About Us

My name is Arielle Dyment, and THIS IS MY STORY.  It's 2014, I am "living the dream" as an event planner in corporate America. I rent a beautiful 1200 sq ft apartment on the outskirts of Washington D.C.  I have a ton of friends, attend happy hour 3 nights a week, and I am active. My social calendar is always full and I exude confidence. On paper I appear quite successful; however, underneath the facade, my life is completely out of control.

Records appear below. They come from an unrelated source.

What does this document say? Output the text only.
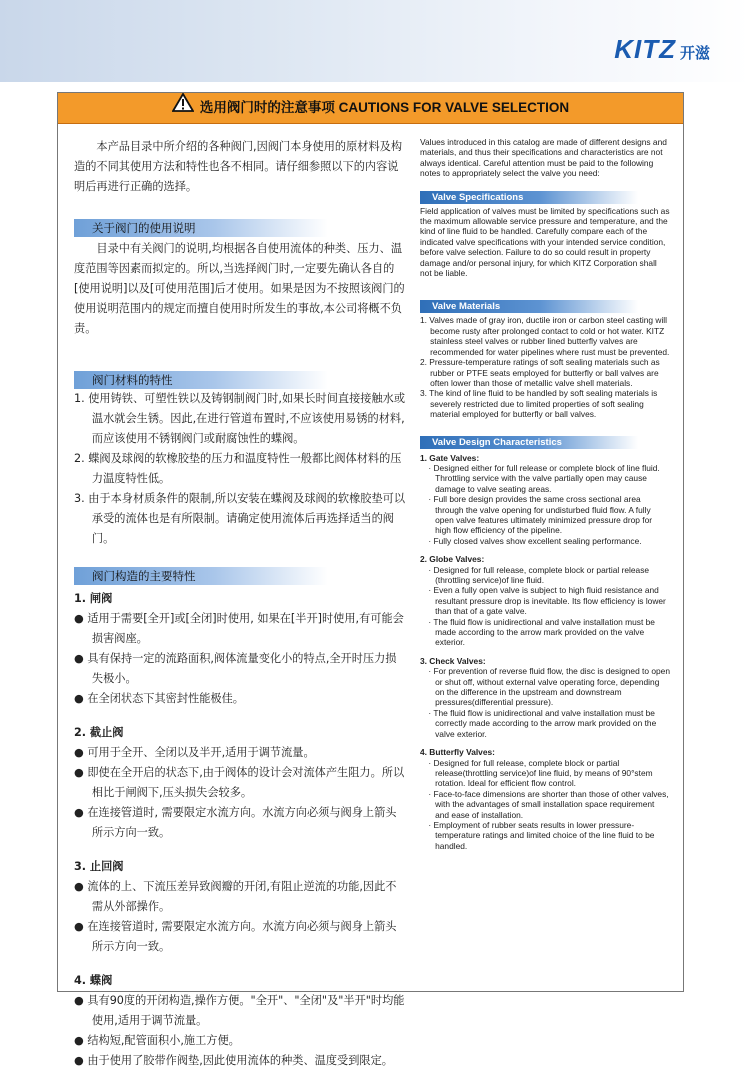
KITZ 开滋
选用阀门时的注意事项 CAUTIONS FOR VALVE SELECTION

本产品目录中所介绍的各种阀门,因阀门本身使用的原材料及构造的不同其使用方法和特性也各不相同。请仔细参照以下的内容说明后再进行正确的选择。

关于阀门的使用说明

目录中有关阀门的说明,均根据各自使用流体的种类、压力、温度范围等因素而拟定的。所以,当选择阀门时,一定要先确认各自的[使用说明]以及[可使用范围]后才使用。如果是因为不按照该阀门的使用说明范围内的规定而擅自使用时所发生的事故,本公司将概不负责。

阀门材料的特性

1. 使用铸铁、可塑性铁以及铸钢制阀门时,如果长时间直接接触水或温水就会生锈。因此,在进行管道布置时,不应该使用易锈的材料,而应该使用不锈钢阀门或耐腐蚀性的蝶阀。

2. 蝶阀及球阀的软橡胶垫的压力和温度特性一般都比阀体材料的压力温度特性低。

3. 由于本身材质条件的限制,所以安装在蝶阀及球阀的软橡胶垫可以承受的流体也是有所限制。请确定使用流体后再选择适当的阀门。

阀门构造的主要特性

1. 闸阀

● 适用于需要[全开]或[全闭]时使用, 如果在[半开]时使用,有可能会损害阀座。

● 具有保持一定的流路面积,阀体流量变化小的特点,全开时压力损失极小。

● 在全闭状态下其密封性能极佳。

2. 截止阀

● 可用于全开、全闭以及半开,适用于调节流量。

● 即使在全开启的状态下,由于阀体的设计会对流体产生阻力。所以相比于闸阀下,压头损失会较多。

● 在连接管道时, 需要限定水流方向。水流方向必须与阀身上箭头所示方向一致。

3. 止回阀

● 流体的上、下流压差异致阀瓣的开闭,有阻止逆流的功能,因此不需从外部操作。

● 在连接管道时, 需要限定水流方向。水流方向必须与阀身上箭头所示方向一致。

4. 蝶阀

● 具有90度的开闭构造,操作方便。"全开"、"全闭"及"半开"时均能使用,适用于调节流量。

● 结构短,配管面积小,施工方便。

● 由于使用了胶带作阀垫,因此使用流体的种类、温度受到限定。

Values introduced in this catalog are made of different designs and materials, and thus their specifications and characteristics are not always identical. Careful attention must be paid to the following notes to appropriately select the valve you need:

Valve Specifications

Field application of valves must be limited by specifications such as the maximum allowable service pressure and temperature, and the kind of line fluid to be handled. Carefully compare each of the indicated valve specifications with your intended service condition, before valve selection. Failure to do so could result in property damage and/or personal injury, for which KITZ Corporation shall not be liable.

Valve Materials

1. Valves made of gray iron, ductile iron or carbon steel casting will become rusty after prolonged contact to cold or hot water. KITZ stainless steel valves or rubber lined butterfly valves are recommended for water pipelines where rust must be prevented.

2. Pressure-temperature ratings of soft sealing materials such as rubber or PTFE seats employed for butterfly or ball valves are often lower than those of metallic valve shell materials.

3. The kind of line fluid to be handled by soft sealing materials is severely restricted due to limited properties of soft sealing material employed for butterfly or ball valves.

Valve Design Characteristics

1. Gate Valves:

· Designed either for full release or complete block of line fluid. Throttling service with the valve partially open may cause damage to valve seating areas.

· Full bore design provides the same cross sectional area through the valve opening for undisturbed fluid flow. A fully open valve features ultimately minimized pressure drop for high flow efficiency of the pipeline.

· Fully closed valves show excellent sealing performance.

2. Globe Valves:

· Designed for full release, complete block or partial release (throttling service)of line fluid.

· Even a fully open valve is subject to high fluid resistance and resultant pressure drop is inevitable. Its flow efficiency is lower than that of a gate valve.

· The fluid flow is unidirectional and valve installation must be made according to the arrow mark provided on the valve exterior.

3. Check Valves:

· For prevention of reverse fluid flow, the disc is designed to open or shut off, without external valve operating force, depending on the difference in the upstream and downstream pressures(differential pressure).

· The fluid flow is unidirectional and valve installation must be correctly made according to the arrow mark provided on the valve exterior.

4. Butterfly Valves:

· Designed for full release, complete block or partial release(throttling service)of line fluid, by means of 90°stem rotation. Ideal for efficient flow control.

· Face-to-face dimensions are shorter than those of other valves, with the advantages of small installation space requirement and ease of installation.

· Employment of rubber seats results in lower pressure-temperature ratings and limited choice of the line fluid to be handled.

Internally I am rotting away from alcohol addiction, a battle I have been fighting for ten years. Panic attacks have become my daily norm and my anxiety levels are near crippling.  Depression consumes me and I don’t know where to turn. I had tried to stop drinking many times but continually failed. Now my problem is getting worse by the day.​ It’s 2015, I hit rock bottom. I am thirty pounds underweight and drinking 4 bottles of wine per day. In fact, I am drinking anything and everything I can.  I am scared because I am completely dependent on alcohol. My outward appearance begins to reflect my inner insanity. I can't keep up appearances. One night, I black out. In the morning, I look down at my phone to see I had typed a eulogy to myself while drunk. Even my subconscious has given up. 

Then, something amazing happens; I reach out for help instead of giving up.  My family rushes me to different doctors and I am quickly labeled "alcoholic". I find a treatment center in beautiful British Columbia, jump on a plane, and muster up tiny amounts of courage to begin fighting for my life. I stay in treatment for 90 days. Treatment exposes me to a holistic approach to sobriety and my brain is hungry for more information. The sober life is intriguing. I dig deep and power through many different emotions.

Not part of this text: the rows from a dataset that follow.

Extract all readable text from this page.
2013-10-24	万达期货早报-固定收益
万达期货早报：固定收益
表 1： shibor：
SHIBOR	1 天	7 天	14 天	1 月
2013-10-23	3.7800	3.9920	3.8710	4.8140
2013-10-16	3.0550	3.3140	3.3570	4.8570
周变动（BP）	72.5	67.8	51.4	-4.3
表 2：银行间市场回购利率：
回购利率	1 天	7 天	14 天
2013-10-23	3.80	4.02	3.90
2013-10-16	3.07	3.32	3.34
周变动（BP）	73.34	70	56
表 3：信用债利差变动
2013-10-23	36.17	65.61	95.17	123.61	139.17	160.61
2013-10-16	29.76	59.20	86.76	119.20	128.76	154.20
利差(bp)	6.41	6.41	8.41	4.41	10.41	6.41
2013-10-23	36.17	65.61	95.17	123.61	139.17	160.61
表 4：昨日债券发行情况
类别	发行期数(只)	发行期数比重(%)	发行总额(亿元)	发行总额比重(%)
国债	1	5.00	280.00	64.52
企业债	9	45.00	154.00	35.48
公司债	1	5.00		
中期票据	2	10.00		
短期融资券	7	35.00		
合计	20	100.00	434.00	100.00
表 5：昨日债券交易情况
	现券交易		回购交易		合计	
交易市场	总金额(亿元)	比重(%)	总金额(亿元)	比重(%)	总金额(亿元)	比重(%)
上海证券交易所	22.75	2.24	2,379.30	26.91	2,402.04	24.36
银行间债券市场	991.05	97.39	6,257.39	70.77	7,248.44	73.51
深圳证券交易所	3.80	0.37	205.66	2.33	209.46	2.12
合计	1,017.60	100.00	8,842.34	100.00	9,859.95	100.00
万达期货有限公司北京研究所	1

I decide at the end of my 90-day treatment program to move to British Columbia and focus entirely on my well-being.  I accept that I am an alcoholic and that addiction is a permanent fixture in my life. I create a program that helps me through the ups and downs of early sobriety. I listen to others who have been sober for years and apply their wisdom to my life. Over time, I get involved with the sober community, shed light on my habits (good or bad), unearth passions from my childhood, and fill my day-to-day with fun activities. I find true love and become a dog-mom. So many things change for me that I want to share a message of hope. I want to help others to achieve a meaningful, sober life so I enroll in school to become a life and recovery coach. 

​Every day is a new opportunity to learn, grow, change, and simply “just be”. For me, life is not just about the absence of a substance. It’s about learning how to love myself, find compassion in tough situations, embrace my life-long-learning, and give back to others. It’s about finding balance and owning my mistakes, and creating my own “sober compass”.